The frustration is greater because it's obvious that Samus shouldn't be dying at all, and is only in peril because her suit is not operating to the fullest of its abilities. This has been a constant of the Metroid series, and never a strong point. It's particularly galling in Other M, however, because it reflects not an absence of those powers but a prohibition on their use. Samus is dying because some guy told her not to use the good gun, and she seemingly lacks the pluck to even suggest that maybe he should let her use the heat-resistant suit in a room where she is literally dying from proximity to lava.

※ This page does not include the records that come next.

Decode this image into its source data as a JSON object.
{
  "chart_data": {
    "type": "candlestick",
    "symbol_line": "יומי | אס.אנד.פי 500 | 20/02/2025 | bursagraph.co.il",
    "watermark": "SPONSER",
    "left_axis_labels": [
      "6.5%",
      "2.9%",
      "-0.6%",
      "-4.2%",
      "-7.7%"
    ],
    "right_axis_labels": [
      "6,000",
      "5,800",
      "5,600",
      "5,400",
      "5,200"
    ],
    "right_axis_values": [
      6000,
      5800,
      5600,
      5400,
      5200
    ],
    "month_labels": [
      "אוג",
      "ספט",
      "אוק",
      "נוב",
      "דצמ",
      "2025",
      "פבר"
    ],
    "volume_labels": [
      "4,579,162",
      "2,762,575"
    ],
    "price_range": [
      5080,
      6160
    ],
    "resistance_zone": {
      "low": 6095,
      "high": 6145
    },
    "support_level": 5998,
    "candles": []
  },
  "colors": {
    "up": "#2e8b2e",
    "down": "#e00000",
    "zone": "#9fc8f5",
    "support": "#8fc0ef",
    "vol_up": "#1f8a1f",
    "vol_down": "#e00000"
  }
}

The story has a sexist subtext, to be sure, but the top level of text was so bad I almost didn't notice it. If Samus was "Samuel" this narrative would still be appalling, not only because it makes no sense on its own terms but also because it undoes the character. Samus has always been depicted as a tough, strong-willed fighter, but this game recasts her as an emotionally vulnerable wreck of a person. In this respect the story reaches its nadir in the boss battle against Ridley, a monster Samus has fought and destroyed at least half a dozen times before. However, in this scene, the encounter reduces her to a sobbing child so incapable of reacting to the threat that she must be rescued by a squadmate.

It is no aid to the story that Samus's long monologues are delivered in a flat, somnolescent tone that suggests she has been drugged for interrogation. The monotonous voice acting simply can't support the idea that the events of this story have any emotional significance for Samus, and the writing can't get the job done on its own. Furthermore, Other M terminates in a series of insufferable cut-scenes that introduce a new character and try to make her a relevant and sympathetic figure by dropping an enormous payload of backstory. Even by the standards of JRPGs it's ridiculously talky and melodramatic, and it sucks the last wriggling bit of life right out of the game, even before a man steps in at the last moment to really save the day.

Without its irritating narrative, Other M would be a commendable, if not particularly inspiring, exploration-based shooter. If the box had borne some other name, I might even have been able to react to the story with mere boredom rather than anger, but the box says Metroid. The innovations are few, and the unskippable story is outright destructive of the series' heritage. Rating: 6.0 out of 10.

Disclosures: This game was obtained via retail store and reviewed on the Wii. Approximately 14 hours of play was devoted to single-player modes (completed once).

Parents: According to the ESRB, this game contains animated blood and violence. Some scenes depict animals that have burst open from within and there are a few corpses here and there, though they don't look particularly horrifying.

Deaf & Hard of Hearing: There are no essential audio-only cues. Subtitles are available, but I recommend you turn them off.